I’m sitting on a train to Berlin, listening to Christmas carols (all the oldies from my childhood), and sipping a “Lebkuchen” (aka. Gingerbread) latte. It’s my favorite time of the year filled with all my favorite things – cue Julie Andrews – and all should be right with the world.

And yet…

This season of so much light, cheer, sugar, and spice has also been a reminder that all is not right in the world. Political, racial, and national divides paper my Facebook news feed. Bombs fall on Aleppo as young and old upload their final goodbyes to Youtube. And the news screens in the subway show images of a truck plowed into a Christmas market in Berlin. Homeless men and women huddle into sleeping bags under bridges and my migrant students’ phones and ID-cards are stolen from the locker room during gym class – their connection to the homes they’ve left behind and their new identities and claims to a new life in a new home.

In a time when we are singing about joy and peace, we desperately wish for the world to be well, to be whole. But the reality is staring us in the face – just behind the veil of crowded shopping malls, twinkling lights, and honeyed hams – the world is sick and broken.

So what do we do? Do we cancel Christmas? Unplug the lights, drag the tree to the curb, throw some mothballs on the Christmas sweaters, and unstuff the stockings?

As someone who spends the entire year looking forward to the holiday season and all its traditions, I don’t think that’s the answer.

But I do think we need to reorient our season on hope – not just finding it for ourselves, but embodying it for others.

The past few Decembers (and the other eleven months when I think no one is listening), I’ve become enamored by a particular Christmas song.

O come, o come Emanuel

And ransom captive Israel

Who morns in lonely exile here

Until the son of God appears

Rejoice! Rejoice! Emanuel

Shall come to thee, o Israel.

With it’s soft, minor harmonies, this song gets me right in the feels every time. It’s a song of solitude and yearning – a song of wandering in the darkness and looking for a light.

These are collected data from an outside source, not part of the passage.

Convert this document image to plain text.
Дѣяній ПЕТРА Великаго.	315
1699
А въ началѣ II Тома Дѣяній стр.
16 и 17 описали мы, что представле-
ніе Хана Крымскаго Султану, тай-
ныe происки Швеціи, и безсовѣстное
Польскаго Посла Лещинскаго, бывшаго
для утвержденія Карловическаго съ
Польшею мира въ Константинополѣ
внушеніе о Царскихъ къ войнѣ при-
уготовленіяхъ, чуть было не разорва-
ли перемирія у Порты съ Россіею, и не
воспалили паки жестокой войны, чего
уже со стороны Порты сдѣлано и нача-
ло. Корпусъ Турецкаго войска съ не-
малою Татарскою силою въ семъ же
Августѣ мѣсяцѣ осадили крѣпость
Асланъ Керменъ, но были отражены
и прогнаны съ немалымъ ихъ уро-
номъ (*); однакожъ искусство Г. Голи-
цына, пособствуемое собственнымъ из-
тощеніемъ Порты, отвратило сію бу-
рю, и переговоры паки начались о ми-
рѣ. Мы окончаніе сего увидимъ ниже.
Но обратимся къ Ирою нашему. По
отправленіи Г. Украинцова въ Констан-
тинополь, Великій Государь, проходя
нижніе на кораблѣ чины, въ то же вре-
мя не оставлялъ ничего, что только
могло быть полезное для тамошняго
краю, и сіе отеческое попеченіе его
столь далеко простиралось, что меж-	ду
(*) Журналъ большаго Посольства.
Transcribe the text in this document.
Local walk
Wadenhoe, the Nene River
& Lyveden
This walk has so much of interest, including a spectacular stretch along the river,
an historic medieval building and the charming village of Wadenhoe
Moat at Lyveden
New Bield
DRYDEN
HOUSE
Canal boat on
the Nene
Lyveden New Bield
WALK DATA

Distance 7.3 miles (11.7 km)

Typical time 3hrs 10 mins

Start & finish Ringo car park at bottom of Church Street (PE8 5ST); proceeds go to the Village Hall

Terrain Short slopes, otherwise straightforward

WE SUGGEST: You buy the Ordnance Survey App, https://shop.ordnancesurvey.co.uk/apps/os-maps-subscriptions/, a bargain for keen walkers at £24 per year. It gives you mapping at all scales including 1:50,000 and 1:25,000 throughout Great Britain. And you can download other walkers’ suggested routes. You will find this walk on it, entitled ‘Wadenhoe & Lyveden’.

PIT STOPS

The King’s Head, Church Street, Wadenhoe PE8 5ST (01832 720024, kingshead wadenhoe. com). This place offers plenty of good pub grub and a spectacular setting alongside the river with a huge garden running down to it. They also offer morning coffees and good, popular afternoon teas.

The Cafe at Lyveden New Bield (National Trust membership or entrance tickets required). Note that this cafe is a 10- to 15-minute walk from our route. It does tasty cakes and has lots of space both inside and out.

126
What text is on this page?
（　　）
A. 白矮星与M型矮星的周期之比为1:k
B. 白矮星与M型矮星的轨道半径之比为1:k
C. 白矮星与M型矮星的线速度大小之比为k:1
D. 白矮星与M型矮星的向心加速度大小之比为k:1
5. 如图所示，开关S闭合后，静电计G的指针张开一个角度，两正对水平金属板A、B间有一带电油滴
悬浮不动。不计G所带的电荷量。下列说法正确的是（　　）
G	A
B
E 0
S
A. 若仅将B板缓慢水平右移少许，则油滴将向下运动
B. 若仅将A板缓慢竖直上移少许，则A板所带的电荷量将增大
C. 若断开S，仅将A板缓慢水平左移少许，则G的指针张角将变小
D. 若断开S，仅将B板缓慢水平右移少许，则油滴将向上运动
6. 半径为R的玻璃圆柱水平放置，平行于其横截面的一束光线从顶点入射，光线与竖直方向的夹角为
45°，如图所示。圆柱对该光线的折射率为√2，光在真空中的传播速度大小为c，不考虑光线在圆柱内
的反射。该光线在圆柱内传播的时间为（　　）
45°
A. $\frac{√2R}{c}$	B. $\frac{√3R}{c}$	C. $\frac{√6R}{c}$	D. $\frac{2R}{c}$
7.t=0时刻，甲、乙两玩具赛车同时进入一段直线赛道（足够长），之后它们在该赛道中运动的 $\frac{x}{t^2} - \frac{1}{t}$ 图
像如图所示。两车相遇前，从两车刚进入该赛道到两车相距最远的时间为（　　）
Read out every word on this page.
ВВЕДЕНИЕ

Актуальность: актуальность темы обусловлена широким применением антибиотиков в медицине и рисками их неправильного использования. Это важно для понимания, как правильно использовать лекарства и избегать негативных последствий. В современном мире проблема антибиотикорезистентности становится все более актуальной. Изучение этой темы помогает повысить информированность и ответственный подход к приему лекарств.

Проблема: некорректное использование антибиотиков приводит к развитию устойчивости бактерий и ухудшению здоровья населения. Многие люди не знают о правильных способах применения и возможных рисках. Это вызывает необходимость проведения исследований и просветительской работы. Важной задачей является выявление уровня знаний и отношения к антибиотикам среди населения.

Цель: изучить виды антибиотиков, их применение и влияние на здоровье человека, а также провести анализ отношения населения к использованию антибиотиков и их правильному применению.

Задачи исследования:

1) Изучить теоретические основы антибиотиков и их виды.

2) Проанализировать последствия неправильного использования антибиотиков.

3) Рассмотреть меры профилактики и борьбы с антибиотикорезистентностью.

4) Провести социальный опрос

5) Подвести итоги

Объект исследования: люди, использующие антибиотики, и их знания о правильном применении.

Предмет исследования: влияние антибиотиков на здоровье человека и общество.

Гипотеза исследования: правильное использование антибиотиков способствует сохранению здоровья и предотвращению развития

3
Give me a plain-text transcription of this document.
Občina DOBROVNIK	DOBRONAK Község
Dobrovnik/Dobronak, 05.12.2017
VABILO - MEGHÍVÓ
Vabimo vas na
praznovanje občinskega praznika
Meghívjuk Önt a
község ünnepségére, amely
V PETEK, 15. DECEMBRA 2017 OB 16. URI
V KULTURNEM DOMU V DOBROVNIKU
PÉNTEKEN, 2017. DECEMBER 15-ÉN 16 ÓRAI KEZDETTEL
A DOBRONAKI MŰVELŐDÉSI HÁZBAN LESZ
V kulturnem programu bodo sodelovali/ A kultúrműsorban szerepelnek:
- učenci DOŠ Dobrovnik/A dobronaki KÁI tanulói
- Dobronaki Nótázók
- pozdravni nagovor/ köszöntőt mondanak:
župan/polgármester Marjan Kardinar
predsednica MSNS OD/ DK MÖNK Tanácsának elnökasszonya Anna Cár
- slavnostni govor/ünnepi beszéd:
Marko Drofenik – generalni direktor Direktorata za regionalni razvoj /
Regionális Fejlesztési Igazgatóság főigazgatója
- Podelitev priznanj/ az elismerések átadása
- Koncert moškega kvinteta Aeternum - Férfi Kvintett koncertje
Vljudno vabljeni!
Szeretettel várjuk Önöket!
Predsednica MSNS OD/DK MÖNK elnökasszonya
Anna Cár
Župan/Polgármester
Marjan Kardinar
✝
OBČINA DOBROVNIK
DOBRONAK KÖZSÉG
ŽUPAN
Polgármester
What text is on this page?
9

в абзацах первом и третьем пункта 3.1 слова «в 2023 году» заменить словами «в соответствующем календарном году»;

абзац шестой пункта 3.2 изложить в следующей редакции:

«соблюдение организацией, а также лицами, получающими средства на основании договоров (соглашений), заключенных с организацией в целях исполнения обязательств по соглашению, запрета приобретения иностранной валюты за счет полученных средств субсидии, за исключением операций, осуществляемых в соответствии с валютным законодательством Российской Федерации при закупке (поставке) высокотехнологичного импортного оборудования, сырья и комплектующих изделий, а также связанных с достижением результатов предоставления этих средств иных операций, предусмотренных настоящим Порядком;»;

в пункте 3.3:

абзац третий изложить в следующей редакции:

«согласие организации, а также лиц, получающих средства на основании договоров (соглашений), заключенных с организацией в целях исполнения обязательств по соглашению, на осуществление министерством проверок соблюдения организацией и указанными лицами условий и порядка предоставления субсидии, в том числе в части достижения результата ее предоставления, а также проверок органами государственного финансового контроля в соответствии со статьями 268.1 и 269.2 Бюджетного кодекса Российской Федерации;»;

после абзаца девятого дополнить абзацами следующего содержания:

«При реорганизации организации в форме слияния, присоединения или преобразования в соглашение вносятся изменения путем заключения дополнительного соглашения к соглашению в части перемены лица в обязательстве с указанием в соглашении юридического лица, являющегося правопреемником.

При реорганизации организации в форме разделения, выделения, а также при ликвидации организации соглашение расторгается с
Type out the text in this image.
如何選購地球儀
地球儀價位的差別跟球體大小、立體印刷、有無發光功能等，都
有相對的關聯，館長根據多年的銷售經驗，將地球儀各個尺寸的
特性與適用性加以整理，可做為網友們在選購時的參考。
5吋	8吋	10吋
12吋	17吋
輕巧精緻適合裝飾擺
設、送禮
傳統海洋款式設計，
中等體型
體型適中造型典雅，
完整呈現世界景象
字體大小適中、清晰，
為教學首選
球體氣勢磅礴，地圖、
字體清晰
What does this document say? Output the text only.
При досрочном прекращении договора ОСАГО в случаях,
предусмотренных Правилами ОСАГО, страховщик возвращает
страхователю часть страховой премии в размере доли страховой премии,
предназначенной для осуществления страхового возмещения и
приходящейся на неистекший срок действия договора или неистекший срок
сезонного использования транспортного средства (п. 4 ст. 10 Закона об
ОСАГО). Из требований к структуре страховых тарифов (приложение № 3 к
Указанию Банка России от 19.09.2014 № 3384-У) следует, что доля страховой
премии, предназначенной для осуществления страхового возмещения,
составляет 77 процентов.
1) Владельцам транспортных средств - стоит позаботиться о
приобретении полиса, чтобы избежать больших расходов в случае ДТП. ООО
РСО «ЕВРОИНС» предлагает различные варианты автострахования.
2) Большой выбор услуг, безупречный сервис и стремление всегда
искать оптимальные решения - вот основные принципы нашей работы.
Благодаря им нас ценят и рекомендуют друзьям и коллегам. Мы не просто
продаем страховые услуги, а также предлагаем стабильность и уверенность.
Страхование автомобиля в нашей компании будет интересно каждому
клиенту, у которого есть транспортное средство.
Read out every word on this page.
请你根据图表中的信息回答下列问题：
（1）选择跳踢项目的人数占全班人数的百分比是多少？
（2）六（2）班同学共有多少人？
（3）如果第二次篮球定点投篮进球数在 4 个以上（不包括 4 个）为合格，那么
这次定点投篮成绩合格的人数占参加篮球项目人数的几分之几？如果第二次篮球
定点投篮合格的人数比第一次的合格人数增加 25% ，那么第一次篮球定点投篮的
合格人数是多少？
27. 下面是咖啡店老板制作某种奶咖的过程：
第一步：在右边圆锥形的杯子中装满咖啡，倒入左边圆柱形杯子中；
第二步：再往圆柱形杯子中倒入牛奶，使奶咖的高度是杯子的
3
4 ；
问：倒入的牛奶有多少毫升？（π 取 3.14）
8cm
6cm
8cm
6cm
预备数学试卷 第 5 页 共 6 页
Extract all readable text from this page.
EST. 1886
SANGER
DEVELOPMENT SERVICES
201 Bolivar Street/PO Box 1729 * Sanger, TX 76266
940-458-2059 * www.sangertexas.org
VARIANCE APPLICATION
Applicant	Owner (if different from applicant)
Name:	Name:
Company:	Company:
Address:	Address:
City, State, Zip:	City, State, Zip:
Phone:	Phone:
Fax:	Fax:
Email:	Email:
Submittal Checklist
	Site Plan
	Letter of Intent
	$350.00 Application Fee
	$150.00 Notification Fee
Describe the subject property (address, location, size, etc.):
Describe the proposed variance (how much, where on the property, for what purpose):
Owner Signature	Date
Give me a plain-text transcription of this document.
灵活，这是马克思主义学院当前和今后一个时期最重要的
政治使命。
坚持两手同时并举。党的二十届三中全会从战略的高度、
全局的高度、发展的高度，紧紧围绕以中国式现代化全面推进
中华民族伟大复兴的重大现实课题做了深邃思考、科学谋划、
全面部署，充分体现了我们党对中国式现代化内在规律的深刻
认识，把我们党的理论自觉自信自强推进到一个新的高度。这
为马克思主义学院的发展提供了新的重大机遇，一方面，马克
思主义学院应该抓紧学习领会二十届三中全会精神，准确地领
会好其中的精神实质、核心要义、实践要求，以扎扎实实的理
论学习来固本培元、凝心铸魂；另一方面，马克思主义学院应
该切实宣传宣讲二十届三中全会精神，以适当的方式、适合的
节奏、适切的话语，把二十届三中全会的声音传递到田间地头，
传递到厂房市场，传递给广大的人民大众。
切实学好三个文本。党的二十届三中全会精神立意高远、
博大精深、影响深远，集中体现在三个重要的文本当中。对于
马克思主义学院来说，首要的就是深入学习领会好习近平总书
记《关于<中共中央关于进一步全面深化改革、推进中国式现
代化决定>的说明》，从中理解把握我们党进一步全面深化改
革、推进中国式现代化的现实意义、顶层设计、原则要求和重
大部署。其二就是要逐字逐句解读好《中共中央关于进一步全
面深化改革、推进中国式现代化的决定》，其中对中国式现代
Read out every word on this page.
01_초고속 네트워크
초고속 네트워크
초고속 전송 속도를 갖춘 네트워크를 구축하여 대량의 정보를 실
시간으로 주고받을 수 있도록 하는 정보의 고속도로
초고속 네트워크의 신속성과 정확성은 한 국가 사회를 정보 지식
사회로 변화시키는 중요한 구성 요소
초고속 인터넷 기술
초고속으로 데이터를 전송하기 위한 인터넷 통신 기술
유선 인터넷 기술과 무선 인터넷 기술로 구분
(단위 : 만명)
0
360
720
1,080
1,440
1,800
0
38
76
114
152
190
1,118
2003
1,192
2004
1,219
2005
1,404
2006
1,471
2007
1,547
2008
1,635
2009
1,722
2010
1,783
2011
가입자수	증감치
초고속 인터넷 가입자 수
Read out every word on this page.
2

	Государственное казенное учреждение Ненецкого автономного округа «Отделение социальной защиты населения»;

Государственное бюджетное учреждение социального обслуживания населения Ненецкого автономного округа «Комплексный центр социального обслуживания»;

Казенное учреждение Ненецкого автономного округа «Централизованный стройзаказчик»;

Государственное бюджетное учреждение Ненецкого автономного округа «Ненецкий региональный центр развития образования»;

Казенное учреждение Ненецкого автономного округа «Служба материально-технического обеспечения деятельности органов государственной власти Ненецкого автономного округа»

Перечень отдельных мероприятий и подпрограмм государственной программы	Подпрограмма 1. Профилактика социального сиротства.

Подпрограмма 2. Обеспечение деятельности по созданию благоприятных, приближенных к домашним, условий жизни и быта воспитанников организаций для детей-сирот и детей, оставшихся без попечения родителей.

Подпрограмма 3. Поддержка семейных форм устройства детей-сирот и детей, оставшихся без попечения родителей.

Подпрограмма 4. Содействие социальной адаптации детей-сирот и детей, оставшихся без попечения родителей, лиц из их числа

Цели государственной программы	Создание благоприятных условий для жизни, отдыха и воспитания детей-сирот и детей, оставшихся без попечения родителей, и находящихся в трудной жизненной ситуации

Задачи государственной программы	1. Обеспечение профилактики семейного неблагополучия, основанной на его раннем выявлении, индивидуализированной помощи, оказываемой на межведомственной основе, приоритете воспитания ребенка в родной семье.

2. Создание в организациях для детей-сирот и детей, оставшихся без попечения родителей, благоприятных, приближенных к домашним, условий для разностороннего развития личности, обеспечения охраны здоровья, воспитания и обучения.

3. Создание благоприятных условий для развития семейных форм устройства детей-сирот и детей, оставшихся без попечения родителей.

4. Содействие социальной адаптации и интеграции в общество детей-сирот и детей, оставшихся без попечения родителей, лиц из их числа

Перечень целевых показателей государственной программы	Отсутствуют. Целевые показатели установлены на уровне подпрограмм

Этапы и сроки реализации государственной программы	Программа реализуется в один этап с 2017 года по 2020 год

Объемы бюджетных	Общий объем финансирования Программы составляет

One of my neighbors down the street started putting a lantern with a large pillar candle out on their stoop a few weeks back. It reminds me of the ancient traditions throughout northern Europe of creating light as the nights got longer. It’s a little flickering reminder of the spirit of the yule log – light and warmth burning through the longest night. As a Christian, it reminds me of the light of a little child born in Bethlehem – a light in the darkness, a hope for healing, a savior for the lost. Life breathed into God-made-man, God-with-us – Emanuel.

And such is the challenge for all of us – not only during the holidays, but throughout the year. What are we doing to bring light and hope to the lives of others – our loved ones, friends, neighbors, and even our enemies?

As we sit with our families this Christmas, as we bask in the lights of our Christmas trees, and as we test the human limits of Christmas cookie consumption, think about those who are hurting in the world. Think of those who are alone, those who need someone to reach out to them. And then, reach out. Donate, visit, pray, write, call, embrace. Be aware – even if it’s painful – of those who need the warmth, light, and hope of this season, and explore how to embody that hope.

Merry Christmas to all, and to all a hopeful year ahead.